GIP| Company | Renewal premium – payout to NRA (£) Based on market review at the time of writing | Renewal premium – 5 year term (£) | Savings (£) | Savings (%) |
Law firm in UK Top 200 400 employees Average claims history | £196,965 | £80,645 | £116,050 | 59% |
Law firm in UK Top 10 1,300 employees Average claims history | * | £428,138 | £616,101 | 59% |
*Assume the same level of savings for earlier example. If this figure is projected forward, we estimate that the normal premium would be £1,044,239. Thus the saving would be approx. £0.5million saving for a large law firm.
PMI
Aon Consulting’s Risk Benefits Practice suggests that as a general rule, £100 excess will normally save a client 8-10% on the premium.

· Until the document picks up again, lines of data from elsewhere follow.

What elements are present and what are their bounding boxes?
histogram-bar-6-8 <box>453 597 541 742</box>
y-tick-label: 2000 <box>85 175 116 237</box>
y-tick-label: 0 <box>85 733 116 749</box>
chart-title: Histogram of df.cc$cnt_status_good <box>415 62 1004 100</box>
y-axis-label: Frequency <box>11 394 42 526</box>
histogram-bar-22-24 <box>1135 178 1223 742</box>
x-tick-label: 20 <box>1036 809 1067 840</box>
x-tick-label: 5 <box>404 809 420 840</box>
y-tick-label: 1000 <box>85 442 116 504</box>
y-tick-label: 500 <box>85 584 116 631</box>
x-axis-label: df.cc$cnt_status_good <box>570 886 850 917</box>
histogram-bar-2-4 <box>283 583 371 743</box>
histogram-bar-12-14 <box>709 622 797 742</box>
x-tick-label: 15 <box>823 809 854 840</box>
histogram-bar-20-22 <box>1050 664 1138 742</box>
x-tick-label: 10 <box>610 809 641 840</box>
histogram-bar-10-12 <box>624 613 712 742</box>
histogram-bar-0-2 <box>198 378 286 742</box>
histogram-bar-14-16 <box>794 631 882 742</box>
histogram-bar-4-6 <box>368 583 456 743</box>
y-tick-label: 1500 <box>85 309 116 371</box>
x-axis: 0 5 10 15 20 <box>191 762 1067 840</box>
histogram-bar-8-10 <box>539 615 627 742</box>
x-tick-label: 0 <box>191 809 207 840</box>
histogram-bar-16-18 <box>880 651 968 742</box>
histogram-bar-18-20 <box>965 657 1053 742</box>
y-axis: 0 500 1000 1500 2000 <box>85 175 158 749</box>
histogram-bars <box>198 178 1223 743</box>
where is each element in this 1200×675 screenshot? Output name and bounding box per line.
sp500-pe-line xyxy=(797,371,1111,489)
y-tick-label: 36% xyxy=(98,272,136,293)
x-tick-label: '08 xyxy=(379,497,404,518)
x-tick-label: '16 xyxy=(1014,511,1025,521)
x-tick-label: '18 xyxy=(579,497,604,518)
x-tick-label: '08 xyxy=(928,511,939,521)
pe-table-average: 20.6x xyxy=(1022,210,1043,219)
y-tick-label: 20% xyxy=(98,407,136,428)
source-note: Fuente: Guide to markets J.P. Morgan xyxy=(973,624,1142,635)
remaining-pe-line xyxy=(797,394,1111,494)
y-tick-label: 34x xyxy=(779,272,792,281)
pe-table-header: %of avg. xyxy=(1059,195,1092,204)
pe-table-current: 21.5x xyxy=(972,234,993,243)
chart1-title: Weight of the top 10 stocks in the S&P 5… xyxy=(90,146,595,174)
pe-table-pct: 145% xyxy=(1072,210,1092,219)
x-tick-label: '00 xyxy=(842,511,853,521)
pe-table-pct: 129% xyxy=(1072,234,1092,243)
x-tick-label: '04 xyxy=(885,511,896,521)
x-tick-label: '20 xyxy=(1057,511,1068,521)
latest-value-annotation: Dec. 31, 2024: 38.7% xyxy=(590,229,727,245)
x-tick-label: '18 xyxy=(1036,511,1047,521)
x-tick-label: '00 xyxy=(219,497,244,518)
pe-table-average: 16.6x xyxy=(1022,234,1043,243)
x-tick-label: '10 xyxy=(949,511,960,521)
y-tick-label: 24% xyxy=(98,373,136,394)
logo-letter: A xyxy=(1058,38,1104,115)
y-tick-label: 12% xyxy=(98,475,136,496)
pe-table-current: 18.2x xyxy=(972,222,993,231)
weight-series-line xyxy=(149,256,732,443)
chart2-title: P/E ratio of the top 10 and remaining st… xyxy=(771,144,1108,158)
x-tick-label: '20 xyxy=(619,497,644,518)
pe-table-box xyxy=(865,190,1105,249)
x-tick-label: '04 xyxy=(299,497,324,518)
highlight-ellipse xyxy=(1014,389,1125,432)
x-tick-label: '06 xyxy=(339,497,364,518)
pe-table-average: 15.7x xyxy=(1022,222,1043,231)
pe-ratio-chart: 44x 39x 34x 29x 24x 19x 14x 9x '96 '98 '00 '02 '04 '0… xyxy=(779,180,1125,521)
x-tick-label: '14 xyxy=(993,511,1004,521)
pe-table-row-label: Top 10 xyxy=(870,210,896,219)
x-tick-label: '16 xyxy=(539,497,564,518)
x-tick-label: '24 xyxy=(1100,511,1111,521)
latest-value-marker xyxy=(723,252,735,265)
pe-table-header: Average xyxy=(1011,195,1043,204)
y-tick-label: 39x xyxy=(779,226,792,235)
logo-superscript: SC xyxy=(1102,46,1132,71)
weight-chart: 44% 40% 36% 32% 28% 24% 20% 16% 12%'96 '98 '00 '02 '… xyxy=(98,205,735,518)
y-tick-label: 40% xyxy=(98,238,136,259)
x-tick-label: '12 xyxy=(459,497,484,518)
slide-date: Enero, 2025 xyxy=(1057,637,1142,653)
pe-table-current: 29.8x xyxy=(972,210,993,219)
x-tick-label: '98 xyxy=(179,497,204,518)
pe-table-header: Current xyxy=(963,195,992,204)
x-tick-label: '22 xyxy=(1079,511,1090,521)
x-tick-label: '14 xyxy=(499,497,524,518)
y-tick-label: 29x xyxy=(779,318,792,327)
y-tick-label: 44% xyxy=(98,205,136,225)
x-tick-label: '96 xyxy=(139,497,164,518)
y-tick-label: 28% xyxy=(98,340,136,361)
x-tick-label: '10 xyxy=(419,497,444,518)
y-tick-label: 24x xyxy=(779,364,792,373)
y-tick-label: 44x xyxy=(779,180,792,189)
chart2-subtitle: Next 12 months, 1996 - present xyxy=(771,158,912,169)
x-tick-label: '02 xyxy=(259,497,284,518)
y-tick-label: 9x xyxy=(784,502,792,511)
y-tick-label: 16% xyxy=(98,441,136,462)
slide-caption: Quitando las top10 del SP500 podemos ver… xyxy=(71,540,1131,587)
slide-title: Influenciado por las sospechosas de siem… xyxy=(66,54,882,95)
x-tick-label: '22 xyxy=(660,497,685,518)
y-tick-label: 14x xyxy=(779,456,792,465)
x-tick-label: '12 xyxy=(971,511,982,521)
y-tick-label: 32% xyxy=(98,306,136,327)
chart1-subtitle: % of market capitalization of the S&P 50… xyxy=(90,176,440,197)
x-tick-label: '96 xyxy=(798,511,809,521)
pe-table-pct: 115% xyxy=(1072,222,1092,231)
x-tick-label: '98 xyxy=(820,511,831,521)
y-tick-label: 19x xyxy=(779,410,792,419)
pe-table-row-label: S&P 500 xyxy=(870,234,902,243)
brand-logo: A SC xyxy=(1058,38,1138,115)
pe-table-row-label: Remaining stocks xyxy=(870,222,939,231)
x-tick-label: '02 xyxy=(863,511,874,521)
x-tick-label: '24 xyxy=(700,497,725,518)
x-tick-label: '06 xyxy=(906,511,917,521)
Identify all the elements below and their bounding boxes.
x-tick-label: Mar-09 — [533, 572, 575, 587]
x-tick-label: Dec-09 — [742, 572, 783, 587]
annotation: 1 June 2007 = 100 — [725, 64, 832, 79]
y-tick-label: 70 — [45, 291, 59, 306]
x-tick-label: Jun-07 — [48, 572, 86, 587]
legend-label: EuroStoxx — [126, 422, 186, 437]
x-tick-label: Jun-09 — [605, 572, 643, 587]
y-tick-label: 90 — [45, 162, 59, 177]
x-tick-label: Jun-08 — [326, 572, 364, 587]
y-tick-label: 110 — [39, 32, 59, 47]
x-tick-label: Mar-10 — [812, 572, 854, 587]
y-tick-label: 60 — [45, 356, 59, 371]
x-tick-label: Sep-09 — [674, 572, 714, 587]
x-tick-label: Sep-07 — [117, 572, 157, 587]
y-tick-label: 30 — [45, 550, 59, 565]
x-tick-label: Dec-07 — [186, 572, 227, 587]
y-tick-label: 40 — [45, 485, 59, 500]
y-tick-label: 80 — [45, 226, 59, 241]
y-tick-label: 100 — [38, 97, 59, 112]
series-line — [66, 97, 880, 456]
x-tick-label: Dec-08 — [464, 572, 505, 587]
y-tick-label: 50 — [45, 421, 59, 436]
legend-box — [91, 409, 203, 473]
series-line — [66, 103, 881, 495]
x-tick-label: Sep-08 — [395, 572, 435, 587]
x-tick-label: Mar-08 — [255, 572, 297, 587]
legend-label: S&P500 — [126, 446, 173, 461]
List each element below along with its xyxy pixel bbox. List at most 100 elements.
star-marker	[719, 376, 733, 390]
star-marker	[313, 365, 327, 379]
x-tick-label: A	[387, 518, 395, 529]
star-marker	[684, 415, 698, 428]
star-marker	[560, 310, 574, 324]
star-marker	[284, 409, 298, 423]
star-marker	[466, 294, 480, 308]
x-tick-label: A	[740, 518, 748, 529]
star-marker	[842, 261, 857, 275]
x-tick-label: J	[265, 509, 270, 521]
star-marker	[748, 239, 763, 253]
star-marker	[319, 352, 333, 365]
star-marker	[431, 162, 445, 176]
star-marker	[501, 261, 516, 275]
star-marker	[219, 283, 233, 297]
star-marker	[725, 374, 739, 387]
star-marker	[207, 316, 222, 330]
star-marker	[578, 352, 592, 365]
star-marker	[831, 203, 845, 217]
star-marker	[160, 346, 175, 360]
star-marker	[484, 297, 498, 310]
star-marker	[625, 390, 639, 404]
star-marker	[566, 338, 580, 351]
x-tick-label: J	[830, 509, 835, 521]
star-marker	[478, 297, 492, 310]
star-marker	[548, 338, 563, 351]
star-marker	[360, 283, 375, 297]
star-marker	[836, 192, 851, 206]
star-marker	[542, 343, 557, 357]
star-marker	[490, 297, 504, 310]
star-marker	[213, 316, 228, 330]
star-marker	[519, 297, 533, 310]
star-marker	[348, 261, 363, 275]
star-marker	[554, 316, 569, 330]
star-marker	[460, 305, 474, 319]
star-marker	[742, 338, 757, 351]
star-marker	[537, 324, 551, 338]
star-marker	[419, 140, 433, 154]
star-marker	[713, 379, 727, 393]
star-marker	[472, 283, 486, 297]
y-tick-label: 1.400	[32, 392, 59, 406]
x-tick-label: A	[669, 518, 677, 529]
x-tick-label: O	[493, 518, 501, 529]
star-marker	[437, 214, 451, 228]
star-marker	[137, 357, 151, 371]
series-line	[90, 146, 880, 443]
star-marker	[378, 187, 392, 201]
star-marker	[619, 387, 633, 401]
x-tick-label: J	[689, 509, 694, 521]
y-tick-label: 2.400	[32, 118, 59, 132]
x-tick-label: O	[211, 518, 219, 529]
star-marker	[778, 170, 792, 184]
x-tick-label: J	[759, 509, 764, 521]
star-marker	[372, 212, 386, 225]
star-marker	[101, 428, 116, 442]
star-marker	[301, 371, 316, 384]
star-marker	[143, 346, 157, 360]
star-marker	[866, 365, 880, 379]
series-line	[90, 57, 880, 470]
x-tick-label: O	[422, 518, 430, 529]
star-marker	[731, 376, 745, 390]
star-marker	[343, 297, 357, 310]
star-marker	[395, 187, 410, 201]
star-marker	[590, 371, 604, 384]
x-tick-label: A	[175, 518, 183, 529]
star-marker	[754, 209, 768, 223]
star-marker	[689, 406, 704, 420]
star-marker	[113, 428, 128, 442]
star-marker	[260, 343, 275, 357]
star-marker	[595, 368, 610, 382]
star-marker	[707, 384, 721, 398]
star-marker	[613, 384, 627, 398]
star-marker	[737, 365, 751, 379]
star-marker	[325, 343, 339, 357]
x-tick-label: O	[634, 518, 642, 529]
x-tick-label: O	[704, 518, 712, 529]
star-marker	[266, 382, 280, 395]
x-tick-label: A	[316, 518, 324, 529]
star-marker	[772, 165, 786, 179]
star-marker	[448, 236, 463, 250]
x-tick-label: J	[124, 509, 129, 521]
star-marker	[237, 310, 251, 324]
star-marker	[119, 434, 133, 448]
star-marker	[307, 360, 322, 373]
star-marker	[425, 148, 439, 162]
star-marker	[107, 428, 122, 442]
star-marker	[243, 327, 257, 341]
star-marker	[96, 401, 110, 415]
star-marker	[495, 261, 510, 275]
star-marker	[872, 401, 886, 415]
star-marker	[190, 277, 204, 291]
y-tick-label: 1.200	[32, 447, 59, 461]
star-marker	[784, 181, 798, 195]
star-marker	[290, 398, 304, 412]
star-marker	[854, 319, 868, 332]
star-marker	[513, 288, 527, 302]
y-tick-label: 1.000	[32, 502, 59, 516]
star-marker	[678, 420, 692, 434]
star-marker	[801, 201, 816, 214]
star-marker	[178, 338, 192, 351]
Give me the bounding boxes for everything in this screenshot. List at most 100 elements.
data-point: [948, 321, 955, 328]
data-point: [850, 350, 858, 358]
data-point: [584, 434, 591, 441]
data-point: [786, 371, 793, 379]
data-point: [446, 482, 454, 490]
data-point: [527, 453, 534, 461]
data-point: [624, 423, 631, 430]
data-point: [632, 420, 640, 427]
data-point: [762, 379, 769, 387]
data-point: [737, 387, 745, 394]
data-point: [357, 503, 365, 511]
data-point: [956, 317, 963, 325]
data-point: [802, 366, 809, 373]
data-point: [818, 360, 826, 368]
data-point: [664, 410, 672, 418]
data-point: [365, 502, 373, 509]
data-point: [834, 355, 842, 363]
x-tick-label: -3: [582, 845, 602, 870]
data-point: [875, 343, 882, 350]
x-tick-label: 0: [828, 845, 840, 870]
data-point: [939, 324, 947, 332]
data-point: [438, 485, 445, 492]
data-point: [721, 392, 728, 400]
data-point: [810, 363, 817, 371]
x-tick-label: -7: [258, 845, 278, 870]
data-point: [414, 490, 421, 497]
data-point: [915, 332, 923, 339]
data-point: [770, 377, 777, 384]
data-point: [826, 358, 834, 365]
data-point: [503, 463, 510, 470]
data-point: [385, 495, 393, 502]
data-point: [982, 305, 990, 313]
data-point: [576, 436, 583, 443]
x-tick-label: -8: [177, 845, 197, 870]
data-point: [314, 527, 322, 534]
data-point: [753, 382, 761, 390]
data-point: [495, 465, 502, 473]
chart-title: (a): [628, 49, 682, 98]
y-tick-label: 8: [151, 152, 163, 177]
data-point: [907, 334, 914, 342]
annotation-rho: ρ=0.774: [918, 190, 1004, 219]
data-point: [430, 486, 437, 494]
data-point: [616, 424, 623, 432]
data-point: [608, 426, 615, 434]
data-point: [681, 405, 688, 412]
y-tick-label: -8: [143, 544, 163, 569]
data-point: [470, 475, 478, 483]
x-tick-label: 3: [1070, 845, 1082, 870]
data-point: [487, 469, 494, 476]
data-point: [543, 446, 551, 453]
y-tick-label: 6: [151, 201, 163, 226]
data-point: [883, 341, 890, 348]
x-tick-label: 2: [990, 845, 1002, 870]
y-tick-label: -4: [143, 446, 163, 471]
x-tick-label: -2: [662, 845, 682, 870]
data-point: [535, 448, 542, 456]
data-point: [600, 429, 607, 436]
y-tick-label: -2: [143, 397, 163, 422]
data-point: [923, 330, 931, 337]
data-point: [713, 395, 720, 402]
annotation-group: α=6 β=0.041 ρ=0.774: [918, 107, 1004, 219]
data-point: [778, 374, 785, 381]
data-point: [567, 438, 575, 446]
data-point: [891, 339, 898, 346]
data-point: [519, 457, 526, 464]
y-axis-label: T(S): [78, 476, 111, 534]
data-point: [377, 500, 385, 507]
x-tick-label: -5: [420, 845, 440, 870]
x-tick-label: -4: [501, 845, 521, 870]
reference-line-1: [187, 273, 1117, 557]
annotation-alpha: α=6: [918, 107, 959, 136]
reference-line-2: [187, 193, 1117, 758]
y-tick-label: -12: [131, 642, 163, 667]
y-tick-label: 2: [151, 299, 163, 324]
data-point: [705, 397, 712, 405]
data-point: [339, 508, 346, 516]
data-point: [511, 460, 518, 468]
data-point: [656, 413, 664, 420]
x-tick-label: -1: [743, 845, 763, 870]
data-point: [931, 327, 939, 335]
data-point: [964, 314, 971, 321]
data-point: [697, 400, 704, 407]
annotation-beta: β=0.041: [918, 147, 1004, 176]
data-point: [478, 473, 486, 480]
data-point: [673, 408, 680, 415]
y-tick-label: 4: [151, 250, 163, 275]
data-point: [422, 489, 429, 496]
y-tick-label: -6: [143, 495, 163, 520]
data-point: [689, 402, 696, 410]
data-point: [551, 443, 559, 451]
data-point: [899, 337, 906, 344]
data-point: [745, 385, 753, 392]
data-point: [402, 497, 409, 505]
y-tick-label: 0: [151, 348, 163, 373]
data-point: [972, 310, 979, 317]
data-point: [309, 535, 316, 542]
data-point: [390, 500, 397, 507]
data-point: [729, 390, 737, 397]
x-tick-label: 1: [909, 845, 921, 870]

| Company | Renewal premium – no excess (£) Based on market review at the time of writing | Renewal premium - £100 excess (£) | Savings (£) | Savings (%) |
Law firm in UK Top 200 PMI membership of 32 Average claims history | £35,684 | £31,651 | £4,033 | 11% |
About Aon Consulting
Aon Consulting is a leading human capital consultancy, helping organisations of every size to attract and keep the employees they need. We advise on all aspects of employment, including health-related insurance and risk; employee compensation and pensions; human resource strategy planning; job design and change management; and staff assessment and legal issues. Aon Consulting is a division of Aon, one of the UK’s largest insurance brokers and providers of risk management services and a major force in reinsurance and the UK human capital consulting market. Aon Consulting Limited is authorised and regulated by the Financial Services Authority.
About Aon
Aon Corporation (www.aon.com ) is a leading provider of risk management services, insurance and reinsurance brokerage, human capital and management consulting, and specialty insurance underwriting. The company employs approximately 53,000 professionals in its 600 offices in more than 120 countries. Backed by broad resources, industry knowledge and technical expertise, Aon professionals help a wide range of clients develop effective risk management and workforce productivity solutions.
This press release contains certain statements relating to future results, which are forward-looking statements as that term is defined in the Private Securities Litigation Reform Act of 1995. These forward-looking statements are subject to certain risks and uncertainties that could cause actual results to differ materially from either historical or anticipated results, depending on a variety of factors. Potential factors that could impact results include the general economic conditions in different countries around the world, fluctuations in global equity and fixed income markets, exchange rates, rating agency actions, pension funding, ultimate paid claims may be different from actuarial estimates and actuarial estimates may change over time, changes in commercial property and casualty markets and commercial premium rates, the competitive environment, the actual costs of resolution of contingent liabilities and other loss contingencies, the heightened level of potential errors and omissions liability arising from placements of complex policies and sophisticated reinsurance arrangements in an insurance market in which insurer reserves are under pressure, and the timing and resolution of related insurance and reinsurance issues relating to the events of September 11, 2001. Further information concerning the Company and its business, including factors that potentially could materially affect the Company's financial results, are contained in the Company's filings with the Securities and Exchange Commission.